Why didn’t the deputy speaker object to the no-confidence motion on March 28 instead?: CJP Bandial

Why didn’t the deputy speaker object to the no-confidence motion on March 28 instead?: CJP Bandial

April 7, 2022 0

What happened:

On Apr 7, around 9:30 a.m., a five-member bench led by the Chief Justice of Pakistan, consisting of Justice Ijazul Ahsan, Justice Mazhar Alam Khan Miankhel, Justice Munib Akhtar, and Justice Jamal Khan Mandokhel, took up the case of no-confidence motion’s dismissal where CJP Bandial questioned Imran Khan’s lawyer, Imtiaz Siddiqui that why deputy speaker Qasim Suri didn’t oppose to no-confidence motion on March 28 but passed the verdict on April 3 instead.

Arif Alvi’s lawyer:

As the president’s lawyer, Zafar, ended his arguments, the CJP made his observation and questioned the counsel that why he wasn’t clarifying whether or not the country was in the midst of a constitutional crisis. The premier would be protected, Justice Miankhel asked, if the Constitution was breached in parliament. “Isn’t Parliament the Constitution’s guardian?” he inquired. He also wondered how justice would be served if someone was harmed as a result of parliamentary processes.

Referencing history:

The no-confidence motion and the election of the prime minister, according to Zafar, are both within the purview of Parliament. He also mentioned the case of former Prime Minister Mohammad Khan Junejo, who was dismissed by ex-President Gen Ziaul Haq. “Junejo’s administration was disbanded, and the court pronounced it unlawful,” Zafar said, adding that the court had no say in what happened after the legislature was dissolved. However, Justice Miankhel stated that the topic at hand was the motion of no confidence. 

Imran Khan’s lawyer:

Imtiaz Siddiqui, the counsel for former Prime Minister Imran Khan, began by stating that the judiciary has never intervened with legislative processes before. “The subject at hand is NA proceedings. However, NA procedures are outside the scope of the judiciary’s jurisdiction, according to Article 69. Siddiqui added that the deputy speaker relied on the National Security Committee’s (NSC) assessment. 

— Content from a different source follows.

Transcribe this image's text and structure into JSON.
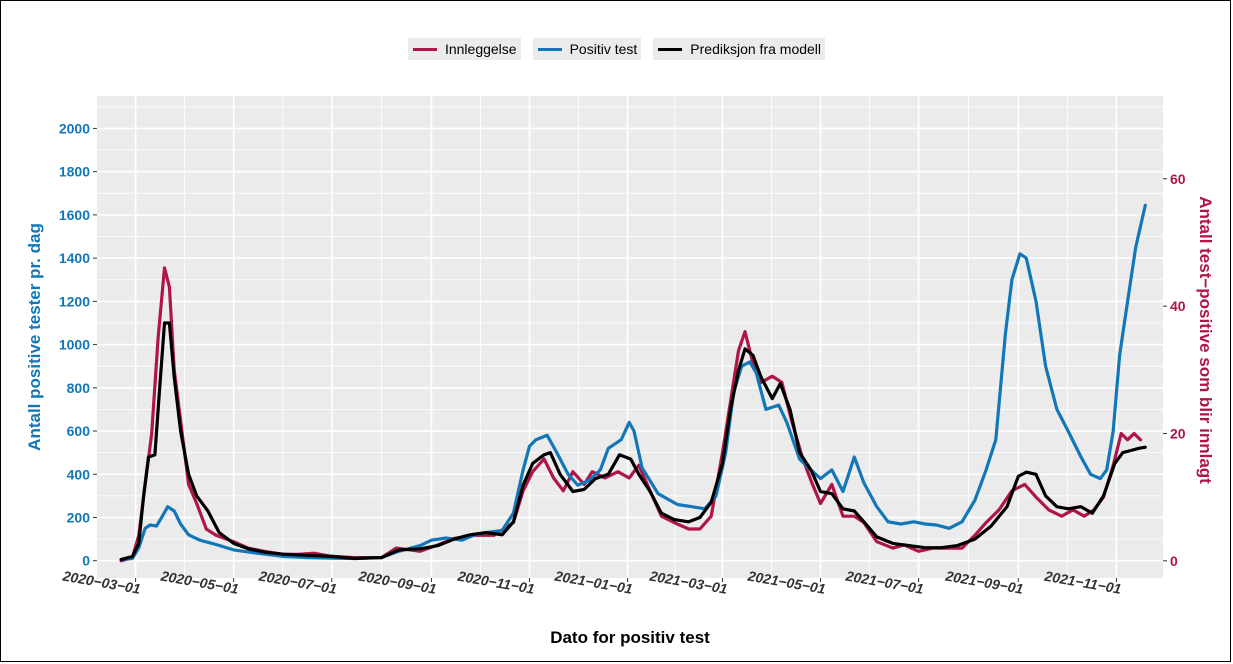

As a result, the CJP inquired as to when the minutes of the NSC meeting would be provided to the deputy speaker. Siddiqui said he was uninformed of these facts which prompted the court to order the lawyer to refrain from arguing over matters he doesn’t know about.

What you need to know:

According to Justice Ahsan, the house might have suspended the deputy speaker’s ruling if the parliament had not been dissolved. He further claimed that “the prime minister took advantage of the situation and dissolved the assembly.”